A mass vaccination site at Catalyst Circle Rock charter school, 116 N. Central Ave. in Austin, was a vehicle for cross-cultural exchange last week, when five nursing students from Dominican University in nearby River Forest volunteered to assist with providing shots to Chicago residents.
Since February, Chicago’s Protect Chicago Plus initiative has been working with local hospitals to set up pop-up clinics in majority Black and majority Hispanic neighborhoods, where residents already face healthcare disparities and the number of COVID-19 infections, hospitalizations and deaths has been higher than the city average. The sites are open to all community residents age 18 and up who register ahead of time.
The Circle Rock site, which launched on March 14, is operated by the Chicago-based Rush University System for Health. It will be open on Sundays, 7 a.m. to 5 p.m., until April 18.
The five nursing students said that they were grateful for the opportunity to help, especially after seeing first-hand how eager many residents were to get vaccinated.
Dr. Tamara Bland, the director of Dominican’s nursing program, explained that, during the final semester of their senior year, all nursing students are placed at different inpatient and outpatient sites in Chicago and the suburbs. It gives the students an opportunity to put everything they learned to practical use.

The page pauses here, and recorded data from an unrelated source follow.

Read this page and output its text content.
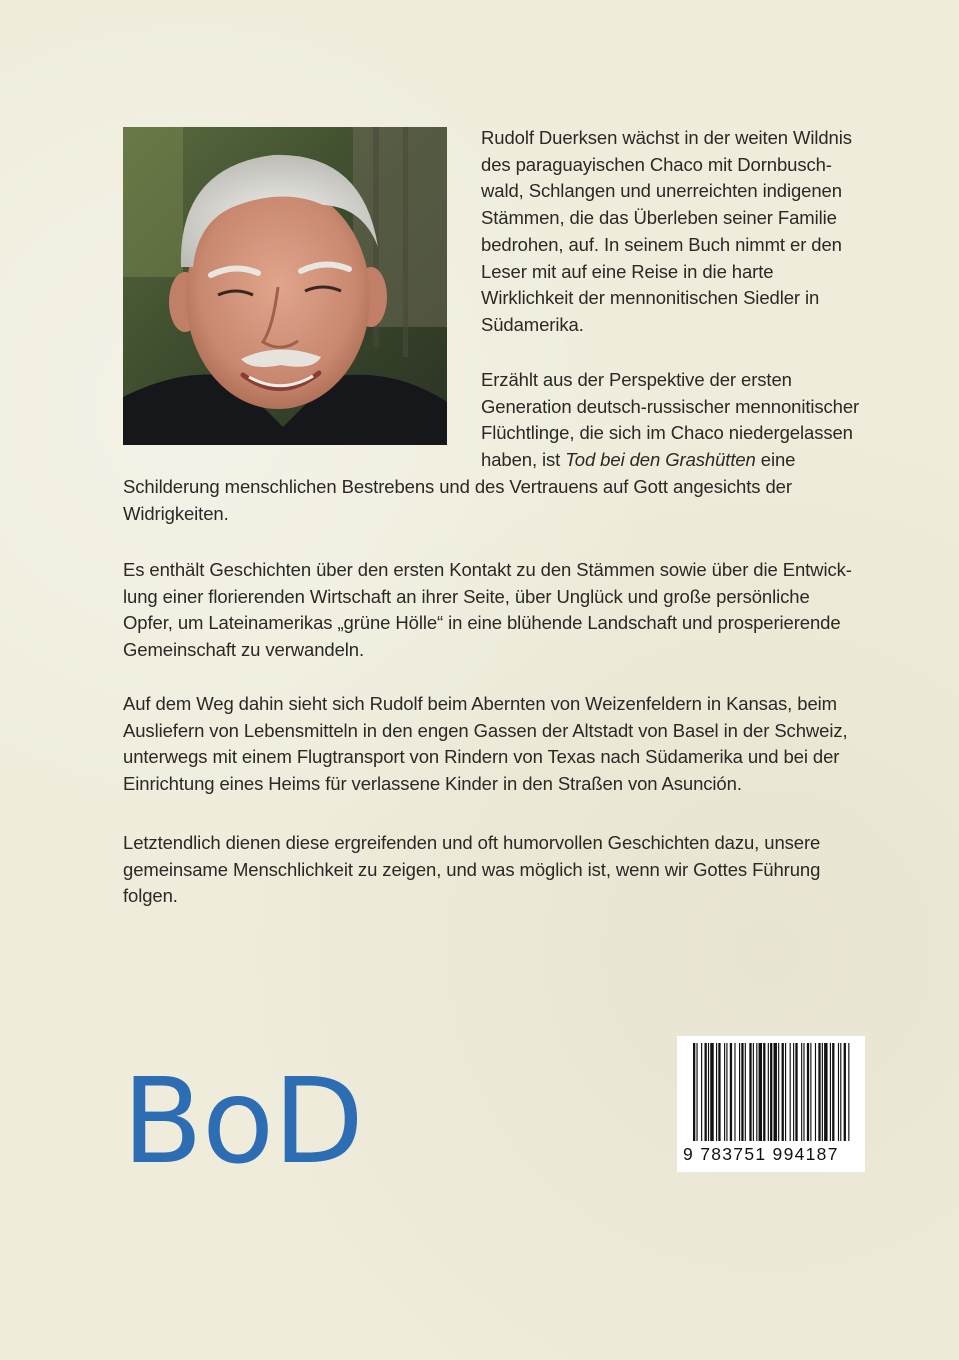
Rudolf Duerksen wächst in der weiten Wildnis
des paraguayischen Chaco mit Dornbusch-
wald, Schlangen und unerreichten indigenen
Stämmen, die das Überleben seiner Familie
bedrohen, auf. In seinem Buch nimmt er den
Leser mit auf eine Reise in die harte
Wirklichkeit der mennonitischen Siedler in
Südamerika.
Erzählt aus der Perspektive der ersten
Generation deutsch-russischer mennonitischer
Flüchtlinge, die sich im Chaco niedergelassen
haben, ist Tod bei den Grashütten eine
Schilderung menschlichen Bestrebens und des Vertrauens auf Gott angesichts der
Widrigkeiten.
Es enthält Geschichten über den ersten Kontakt zu den Stämmen sowie über die Entwick-
lung einer florierenden Wirtschaft an ihrer Seite, über Unglück und große persönliche
Opfer, um Lateinamerikas „grüne Hölle“ in eine blühende Landschaft und prosperierende
Gemeinschaft zu verwandeln.
Auf dem Weg dahin sieht sich Rudolf beim Abernten von Weizenfeldern in Kansas, beim
Ausliefern von Lebensmitteln in den engen Gassen der Altstadt von Basel in der Schweiz,
unterwegs mit einem Flugtransport von Rindern von Texas nach Südamerika und bei der
Einrichtung eines Heims für verlassene Kinder in den Straßen von Asunción.
Letztendlich dienen diese ergreifenden und oft humorvollen Geschichten dazu, unsere
gemeinsame Menschlichkeit zu zeigen, und was möglich ist, wenn wir Gottes Führung
folgen.
BoD	9 783751 994187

“They’re providing vaccinations and doing health education, while also unitizing their critical thinking skills, leadership and management skills,” Bland said. “It gives them an opportunity to unitize their [knowledge].”

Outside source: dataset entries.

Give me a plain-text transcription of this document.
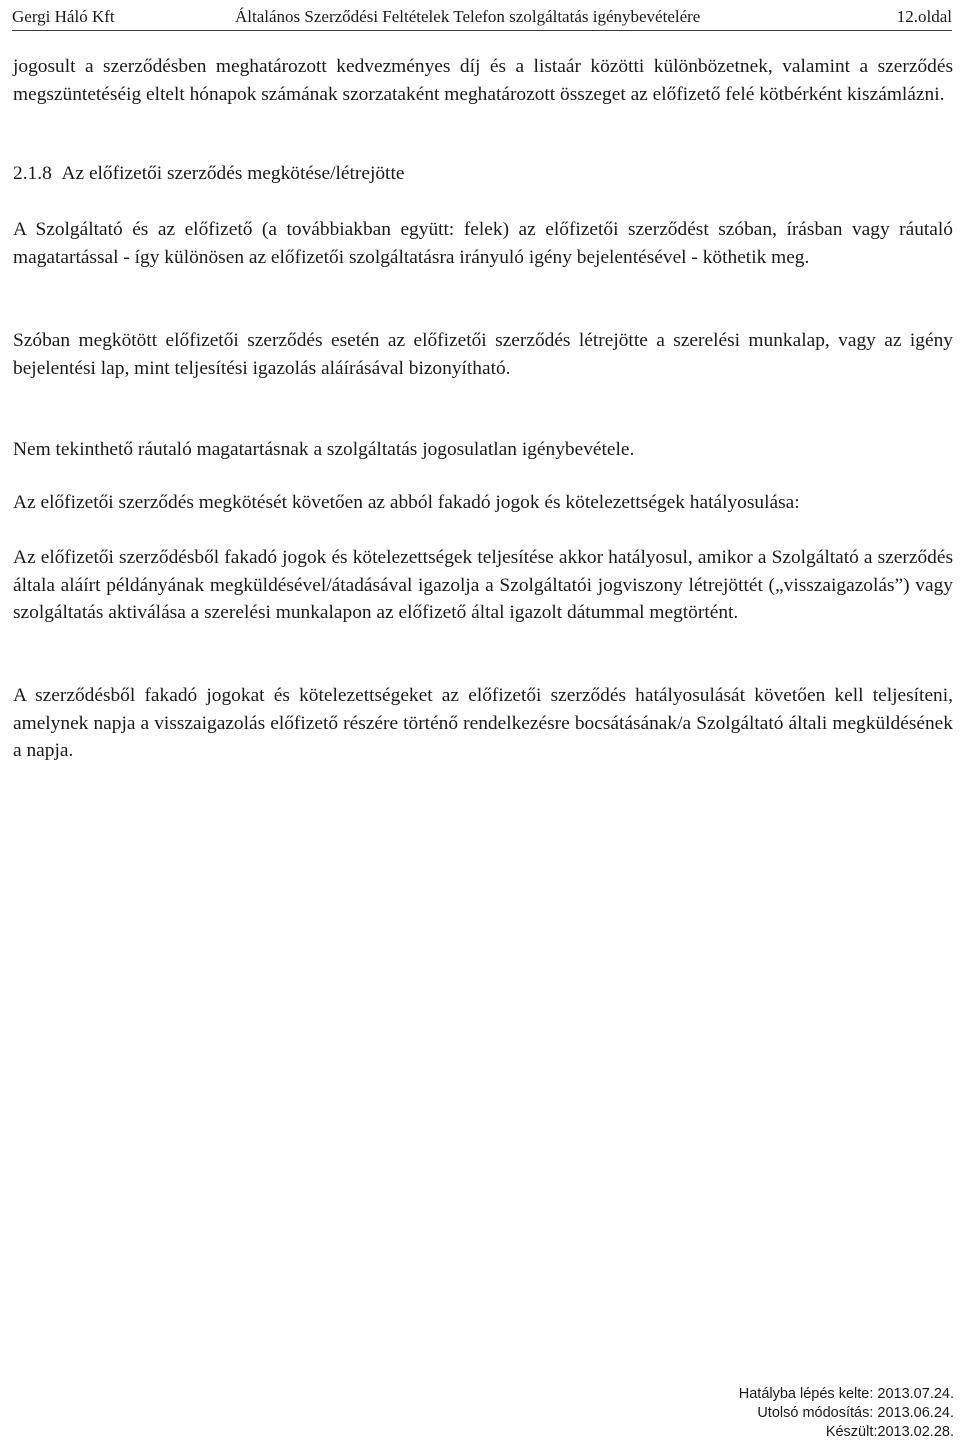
Gergi Háló Kft	Általános Szerződési Feltételek Telefon szolgáltatás igénybevételére	12.oldal

jogosult a szerződésben meghatározott kedvezményes díj és a listaár közötti különbözetnek, valamint a szerződés megszüntetéséig eltelt hónapok számának szorzataként meghatározott összeget az előfizető felé kötbérként kiszámlázni.

2.1.8 Az előfizetői szerződés megkötése/létrejötte

A Szolgáltató és az előfizető (a továbbiakban együtt: felek) az előfizetői szerződést szóban, írásban vagy ráutaló magatartással - így különösen az előfizetői szolgáltatásra irányuló igény bejelentésével - köthetik meg.

Szóban megkötött előfizetői szerződés esetén az előfizetői szerződés létrejötte a szerelési munkalap, vagy az igény bejelentési lap, mint teljesítési igazolás aláírásával bizonyítható.

Nem tekinthető ráutaló magatartásnak a szolgáltatás jogosulatlan igénybevétele.

Az előfizetői szerződés megkötését követően az abból fakadó jogok és kötelezettségek hatályosulása:

Az előfizetői szerződésből fakadó jogok és kötelezettségek teljesítése akkor hatályosul, amikor a Szolgáltató a szerződés általa aláírt példányának megküldésével/átadásával igazolja a Szolgáltatói jogviszony létrejöttét („visszaigazolás”) vagy szolgáltatás aktiválása a szerelési munkalapon az előfizető által igazolt dátummal megtörtént.

A szerződésből fakadó jogokat és kötelezettségeket az előfizetői szerződés hatályosulását követően kell teljesíteni, amelynek napja a visszaigazolás előfizető részére történő rendelkezésre bocsátásának/a Szolgáltató általi megküldésének a napja.

Hatályba lépés kelte: 2013.07.24.
Utolsó módosítás: 2013.06.24.
Készült:2013.02.28.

As vaccine eligibility widened at the end of January, Dominican University President Donna Caroll reached out to Dr. David Ansell, Rush’s vice president for Community Health and Equity, to see if they could do anything to help vaccinate residents in communities Protect Chicago Plus set out to help. The two institutions quickly agreed to have Dominican students volunteer at Rush University Health Center, 1620 W. Harrison St., and at the Circle Rock vaccination site.

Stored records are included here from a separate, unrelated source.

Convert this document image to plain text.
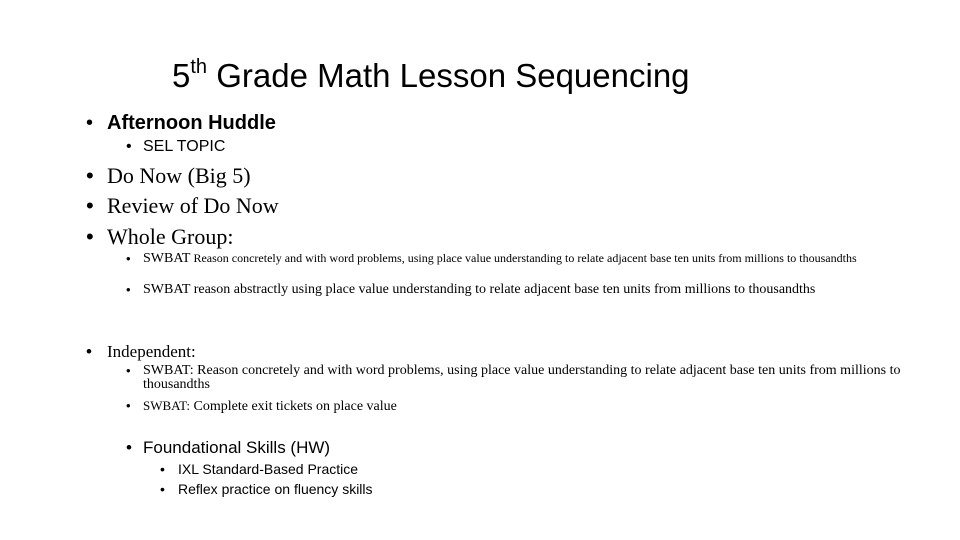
5th Grade Math Lesson Sequencing
• Afternoon Huddle
• SEL TOPIC
• Do Now (Big 5)
• Review of Do Now
• Whole Group:
• SWBAT Reason concretely and with word problems, using place value understanding to relate adjacent base ten units from millions to thousandths
• SWBAT reason abstractly using place value understanding to relate adjacent base ten units from millions to thousandths
• Independent:
• SWBAT: Reason concretely and with word problems, using place value understanding to relate adjacent base ten units from millions to thousandths
• SWBAT: Complete exit tickets on place value
• Foundational Skills (HW)
• IXL Standard-Based Practice
• Reflex practice on fluency skills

“We were thrilled when we were notified that Austin was one of the [locations],” Bland said. “We know from just watching those news and being practicing nurses, that it was one of the marginalized communities that were disproportionately impacted by COVID.”
Students started working at the vaccination sites on March 21. The interviews held a few days ahead of time revealed a group that came from diverse backgrounds and got into nursing for personal reasons.
Mhaylee Jimenez grew up in Cicero and currently lives in Maywood. She said that the major reason why she decided to become a nursing student was because she grew up in a community where most people didn’t go to college and the only clinic in the area “[had] one nurse, one doctor and one dentist seeing everyone who lived there.
“I saw how much they struggled to see all the patients and thought to myself, ‘One day, I’m going to be a medical professional and I will come back to help them out,’” Jimenez said.
Alice Gicela, who lives in Jefferson Park, said she got into nursing because of her experiences after she was diagnosed with cancer when she was nine years old.
“Being a nursing student right now is incredibly difficult, because I wish I could be out on the frontlines to directly help patients,” she said.
Most of the Dominican nursing students already have hands-on experience with vaccinations. Jimenez works as a nursing assistant at Rush Oak Park hospital in Oak park. Gicela previously volunteered to vaccinate patients at North Lawndale’s Mt. Sinai hospital.
On March 21, the lines were short and the crowds were slow, but steady. Annie Mellett admitted that she was initially nervous to get the vaccination, but glad she ultimately decided to do so.
“It feels really good,” she said. “It was easy. It didn’t hurt.”
Shirlee Whitten said she tried signing up at several vaccination sites, including the United Center’s mass vaccination site and was impressed at how easy signing up was with Rush.
“When I called Rush, I got an answer and an appointment, so I’m grateful, very grateful,” she said. “I feel good [about getting the vaccine]. It’s better to have it than to not have it.”
Belinda Jones, who live-streamed her own vaccination on her phone, said that “it was easy, easier than I thought.”